The first “personal information manager” I’ve used was Lotus Organizer in the mid 90s. Then there was Microsoft Schedule+, later replaced by Microsoft Outlook, which I stopped using as my personal tool in 2010 or so.
I had a Palm OS around 2000 which I used mostly for note taking. Then a Microsoft Pocket PC in 2003, I think, which I hoped it’d integrate with Microsoft OneNote, which I used for some time.
Then I got into Onfolio (which allowed downloading webpages, organizing them into collections, and building my own knowledge store). A nice little tool that vanished without further notice shortly after getting acquired.
Other than OneNote, all of those things disappeared in a matter of just a few years.
ALL of them. In just a FEW years.
How can we trust technology when it goes out like that? But I digress…
In 2009, I heard of Evernote, when they were still in Beta. I gave it a try and have been using it since then. Being able to use the same tool seamlessly on a PC, Mac, iPhone, iPad: that’s what got me hooked immediately. I’ve put out many blog posts on how I’ve been using it.
I always keep an eye out for different ways to improve my process and systems. Up until 2020, I haven’t found any reason to replace Evernote with anything else. Compared to the options above, this tool has had a very long and stable run for me. Kudos to them.
Their first version was implemented in WPF, which they’ve learned wasn’t the best choice for their product, and so they rewrote the entire software from scratch after a while. As a consumer of their tool, I remember switching between the two versions going painlessly. As far as I remember, they reached feature parity quickly (at least for the features I used extensively at the time).
But then in 2020 comes another full rewrite: as I understand, they had a different codebase for each operating system they supported (PC, OS, iOS, Android…), which was very hard to keep up with (adding features, fixing bugs…). So this time they went with ElectronJS.
I got into the beta program to try out the new version. I use the tool all day long, on a PC, on a Mac, and on my iPhone. Within a month I had to go back to the previous version, not because of the expected stability issues of a beta version, but because of the large number of missing features I’ve been relying on for several years.
To mention a few of those features:
- Lack of support for tabs. Here’s one of my use cases for it.
- Lack of multi-window support (I can open notes in separate windows, but I can’t have multiple Evernote windows)
As someone who works with 3 computer screens most of the day, being able to use those screens effectively is a must, and a tool that doesn’t let me run multiple windows severely impacts that need.
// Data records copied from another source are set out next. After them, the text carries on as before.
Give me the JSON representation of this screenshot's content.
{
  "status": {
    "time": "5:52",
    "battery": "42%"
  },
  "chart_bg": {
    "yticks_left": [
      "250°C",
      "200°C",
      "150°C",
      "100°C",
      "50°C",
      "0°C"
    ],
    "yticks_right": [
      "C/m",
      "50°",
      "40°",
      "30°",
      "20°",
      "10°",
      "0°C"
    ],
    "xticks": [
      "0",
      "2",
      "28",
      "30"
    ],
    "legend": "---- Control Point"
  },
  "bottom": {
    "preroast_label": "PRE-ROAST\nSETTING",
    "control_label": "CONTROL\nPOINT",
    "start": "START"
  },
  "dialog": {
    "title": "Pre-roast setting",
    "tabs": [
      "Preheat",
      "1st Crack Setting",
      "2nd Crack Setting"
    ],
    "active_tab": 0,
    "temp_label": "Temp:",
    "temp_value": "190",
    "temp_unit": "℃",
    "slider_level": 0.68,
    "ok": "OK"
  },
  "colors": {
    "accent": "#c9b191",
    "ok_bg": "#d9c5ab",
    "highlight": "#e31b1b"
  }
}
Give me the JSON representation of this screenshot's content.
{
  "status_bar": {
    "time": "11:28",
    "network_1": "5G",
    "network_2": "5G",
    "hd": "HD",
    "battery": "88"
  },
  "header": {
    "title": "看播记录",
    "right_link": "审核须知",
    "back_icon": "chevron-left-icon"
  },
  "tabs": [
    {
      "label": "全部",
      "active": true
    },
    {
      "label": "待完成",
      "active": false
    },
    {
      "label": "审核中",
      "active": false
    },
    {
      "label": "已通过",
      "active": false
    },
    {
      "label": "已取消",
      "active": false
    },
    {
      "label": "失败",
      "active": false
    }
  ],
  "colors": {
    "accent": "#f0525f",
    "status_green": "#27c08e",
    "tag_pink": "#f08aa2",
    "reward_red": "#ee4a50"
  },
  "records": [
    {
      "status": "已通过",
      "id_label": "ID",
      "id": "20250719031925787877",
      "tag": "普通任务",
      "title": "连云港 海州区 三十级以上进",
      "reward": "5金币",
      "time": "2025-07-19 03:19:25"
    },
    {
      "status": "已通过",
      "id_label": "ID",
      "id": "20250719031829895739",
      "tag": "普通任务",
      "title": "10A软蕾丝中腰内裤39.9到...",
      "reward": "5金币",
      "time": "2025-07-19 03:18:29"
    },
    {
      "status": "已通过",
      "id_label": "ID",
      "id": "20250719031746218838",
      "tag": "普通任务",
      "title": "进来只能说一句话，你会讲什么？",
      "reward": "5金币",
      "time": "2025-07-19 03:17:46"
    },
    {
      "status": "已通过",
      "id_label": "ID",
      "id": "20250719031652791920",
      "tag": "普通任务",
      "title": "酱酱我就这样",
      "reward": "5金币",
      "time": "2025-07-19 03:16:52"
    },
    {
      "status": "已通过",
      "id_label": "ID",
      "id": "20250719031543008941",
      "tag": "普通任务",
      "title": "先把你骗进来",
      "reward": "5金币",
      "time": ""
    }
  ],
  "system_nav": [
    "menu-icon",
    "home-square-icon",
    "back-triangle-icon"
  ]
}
Evernote “Legacy”: multiple windows and tabs
I’ve reported to them all of the use cases and reasons why I was falling back to their “legacy” version, at least on my Mac, which is where I use the tool the most. I’ve kept using the latest version on my PC so I could stay updated on their progress. As I saw their comments about which features we could be expecting soon, and the lack of information on most of the features I was interested in, I figured I should start looking for alternatives.
With so many people swearing by Notion, I looked into it. Didn’t like it.
At a Virtual Brown Bag earlier this year, I heard of Obsidian. It looked interesting, so I noted I should look into it. A few months later, I start hearing good things about it from people whose opinion I trust. So I decided to spend more time on it. I’m liking it.
I’m gradually learning more about the tool. It doesn’t seem to fit all of my use cases yet. But it does work really well for some of them.
For some things, I’ve either completely moved over or started to move parts of it. For example, keeping track of my book reading or how to decide what book to read next, and building and maintaining my book library. Also, keeping track of quotes that inspire me.
I’m not in a hurry. I’m not desparate to use the flashy new toy. And I do see me using the different tools for different parts of my system.
Obsidian has one of the same issues that the Electron-based version of Evernote does: lack of multi-screen support. The latest version added an option to open/move a note into a separate window, but it currently doesn’t work well on the PC and Mac. It seems fine when the windows are showing on the same screen, but it gets really funky when I move the new windows to another screen.
Obsidian: Multiple windows and panes on a single screen
Looking at where Evernote has been putting their effort for the last 2 years and the direction they’re going, and where Obsidian is going with their community plugins and all, I’ll keep working at my gradual transition between the two tools.
I’ll put out separate posts talking about specific use cases.